Structure and magnetic properties of the single-molecule magnet [Mn ₁₁CrO₁₂(O₂CCH₃)₁₆(H ₂O)₄]·2CH₃COOH·4H₂O: Magnetization manipulation and dipolar-biased tunneling in a Mn ₁₁Cr/Mn₁₂ mixed crystal

The structural and magnetic properties of the single-molecule magnet [Mn₁₁CrO₁₂(O₂CCH₃) ₁₆(H₂O)₄]·2CH₃COOH· 4H₂O (Mn₁₁Cr) are studied through the analysis of a Mn₁₁Cr/Mn₁₂ (≈1:1) mixed crystal, where Mn₁₂ is [Mn₁₂O₁₂(O₂CCH₃) ₁₆(H₂O)₄]·2CH₃COOH· 4H₂O. X-ray absorption spectra reveal that the Cr ion in Mn ₁₁Cr is in the +3 valence state and occupies a specific Mn ³⁺ site in the Mn₁₂ skeleton.

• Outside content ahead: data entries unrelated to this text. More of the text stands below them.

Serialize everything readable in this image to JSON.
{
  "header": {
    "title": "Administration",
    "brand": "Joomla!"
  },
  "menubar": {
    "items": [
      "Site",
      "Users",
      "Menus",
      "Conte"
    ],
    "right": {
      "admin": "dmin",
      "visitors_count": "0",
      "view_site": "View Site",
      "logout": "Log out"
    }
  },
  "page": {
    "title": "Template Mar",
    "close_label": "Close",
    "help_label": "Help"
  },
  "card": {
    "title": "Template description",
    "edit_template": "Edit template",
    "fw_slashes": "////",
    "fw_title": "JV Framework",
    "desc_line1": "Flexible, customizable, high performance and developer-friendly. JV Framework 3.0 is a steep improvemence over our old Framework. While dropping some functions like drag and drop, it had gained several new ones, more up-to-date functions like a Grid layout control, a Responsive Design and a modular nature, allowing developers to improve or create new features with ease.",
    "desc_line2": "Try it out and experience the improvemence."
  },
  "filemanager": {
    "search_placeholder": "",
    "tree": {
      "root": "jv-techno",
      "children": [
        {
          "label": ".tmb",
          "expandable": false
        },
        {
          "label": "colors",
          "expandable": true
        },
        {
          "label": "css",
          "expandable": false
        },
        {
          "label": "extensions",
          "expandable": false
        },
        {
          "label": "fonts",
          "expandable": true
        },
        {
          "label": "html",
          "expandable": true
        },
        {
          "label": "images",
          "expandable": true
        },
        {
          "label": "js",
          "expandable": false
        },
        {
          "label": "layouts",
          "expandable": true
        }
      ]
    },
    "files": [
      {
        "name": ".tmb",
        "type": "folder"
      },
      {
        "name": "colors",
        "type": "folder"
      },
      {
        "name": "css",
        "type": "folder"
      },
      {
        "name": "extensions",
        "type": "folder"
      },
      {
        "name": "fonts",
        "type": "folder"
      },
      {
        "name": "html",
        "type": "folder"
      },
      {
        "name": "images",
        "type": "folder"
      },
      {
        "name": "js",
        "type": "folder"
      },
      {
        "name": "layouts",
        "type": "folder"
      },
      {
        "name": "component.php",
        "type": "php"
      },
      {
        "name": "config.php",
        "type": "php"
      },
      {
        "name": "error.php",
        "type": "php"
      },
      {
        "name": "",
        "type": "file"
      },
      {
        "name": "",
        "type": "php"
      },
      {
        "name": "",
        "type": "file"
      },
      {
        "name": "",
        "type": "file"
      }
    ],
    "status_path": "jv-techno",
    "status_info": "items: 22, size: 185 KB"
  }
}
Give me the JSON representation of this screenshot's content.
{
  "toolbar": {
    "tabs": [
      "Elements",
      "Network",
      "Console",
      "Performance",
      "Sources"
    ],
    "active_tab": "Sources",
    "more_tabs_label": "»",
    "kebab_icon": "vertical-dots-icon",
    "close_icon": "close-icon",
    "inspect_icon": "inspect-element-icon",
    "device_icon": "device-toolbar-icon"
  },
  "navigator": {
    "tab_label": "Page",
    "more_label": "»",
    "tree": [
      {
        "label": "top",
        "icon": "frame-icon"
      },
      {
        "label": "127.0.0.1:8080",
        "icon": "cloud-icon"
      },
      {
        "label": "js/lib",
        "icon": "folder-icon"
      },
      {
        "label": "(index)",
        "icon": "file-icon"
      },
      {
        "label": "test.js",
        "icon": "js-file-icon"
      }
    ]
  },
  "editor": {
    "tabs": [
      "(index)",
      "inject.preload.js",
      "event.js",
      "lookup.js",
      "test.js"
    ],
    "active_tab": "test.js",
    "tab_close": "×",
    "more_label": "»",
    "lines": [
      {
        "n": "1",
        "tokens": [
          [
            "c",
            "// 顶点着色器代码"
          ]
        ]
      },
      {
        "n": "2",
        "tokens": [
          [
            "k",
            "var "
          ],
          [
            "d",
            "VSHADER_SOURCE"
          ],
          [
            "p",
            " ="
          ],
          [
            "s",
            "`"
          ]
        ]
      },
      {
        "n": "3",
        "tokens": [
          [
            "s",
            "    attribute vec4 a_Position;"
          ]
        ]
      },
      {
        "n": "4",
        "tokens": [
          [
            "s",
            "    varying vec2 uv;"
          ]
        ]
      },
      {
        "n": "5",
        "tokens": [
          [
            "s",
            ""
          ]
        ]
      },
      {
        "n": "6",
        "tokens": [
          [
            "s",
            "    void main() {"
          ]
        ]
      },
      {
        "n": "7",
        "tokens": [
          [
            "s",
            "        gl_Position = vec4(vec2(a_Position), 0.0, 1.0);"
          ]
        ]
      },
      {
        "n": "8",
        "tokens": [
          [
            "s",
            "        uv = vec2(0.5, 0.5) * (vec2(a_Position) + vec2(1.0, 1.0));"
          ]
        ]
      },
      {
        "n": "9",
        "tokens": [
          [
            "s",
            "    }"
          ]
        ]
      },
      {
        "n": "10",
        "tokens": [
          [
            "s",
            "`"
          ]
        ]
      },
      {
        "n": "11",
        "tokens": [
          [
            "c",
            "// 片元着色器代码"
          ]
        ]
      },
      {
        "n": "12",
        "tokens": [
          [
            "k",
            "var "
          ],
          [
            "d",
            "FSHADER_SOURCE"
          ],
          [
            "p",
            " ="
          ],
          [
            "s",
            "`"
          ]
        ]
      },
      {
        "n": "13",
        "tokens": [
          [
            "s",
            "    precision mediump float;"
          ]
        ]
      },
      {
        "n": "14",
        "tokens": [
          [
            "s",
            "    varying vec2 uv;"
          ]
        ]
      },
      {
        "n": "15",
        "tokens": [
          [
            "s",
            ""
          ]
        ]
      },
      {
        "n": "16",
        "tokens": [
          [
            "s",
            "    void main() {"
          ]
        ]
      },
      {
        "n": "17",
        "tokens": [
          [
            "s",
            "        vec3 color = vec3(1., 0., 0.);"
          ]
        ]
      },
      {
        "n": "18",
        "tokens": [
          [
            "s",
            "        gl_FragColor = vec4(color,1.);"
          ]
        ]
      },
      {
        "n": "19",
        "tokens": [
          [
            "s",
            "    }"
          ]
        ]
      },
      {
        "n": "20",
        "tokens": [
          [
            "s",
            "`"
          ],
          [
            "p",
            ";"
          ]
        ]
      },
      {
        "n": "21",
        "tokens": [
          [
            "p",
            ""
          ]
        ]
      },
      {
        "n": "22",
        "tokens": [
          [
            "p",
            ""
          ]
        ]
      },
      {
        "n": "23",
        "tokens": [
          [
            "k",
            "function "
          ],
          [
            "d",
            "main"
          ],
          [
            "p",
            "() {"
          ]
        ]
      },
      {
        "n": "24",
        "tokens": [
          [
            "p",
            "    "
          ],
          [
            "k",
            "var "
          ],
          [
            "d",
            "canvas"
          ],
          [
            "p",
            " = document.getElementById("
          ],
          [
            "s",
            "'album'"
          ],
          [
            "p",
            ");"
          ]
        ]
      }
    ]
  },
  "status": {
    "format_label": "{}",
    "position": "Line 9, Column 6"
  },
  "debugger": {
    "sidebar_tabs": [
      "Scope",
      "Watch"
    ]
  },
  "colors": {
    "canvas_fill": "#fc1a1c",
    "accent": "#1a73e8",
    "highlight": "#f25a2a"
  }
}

High-frequency electron paramagnetic resonance (EPR) spectra are well explained by assuming that Mn ₁₁Cr is in a ground spin-state of S=19/2 with nearly the same EPR parameter set as for Mn₁₂. The lower spin quantum number results in lower barrier height (56.8 K) compared to Mn₁₂. The magnetization curves indicate a coercive field of 0.95 T for Mn₁₁Cr at 1.8 K, nearly half that for Mn₁₂. Quantum tunneling of magnetization (QTM) in Mn₁₁Cr is observed below the blocking temperature T_B, with the same field interval as for Mn₁₂. The magnetization of Mn₁₁Cr and Mn₁₂ in the mixed crystal can be independently manipulated by utilizing the difference between their coercive fields. The resonance fields of QTM in Mn₁₁Cr are significantly affected by the magnetization direction of Mn₁₂, suggesting the effect of dipolar-biased tunneling.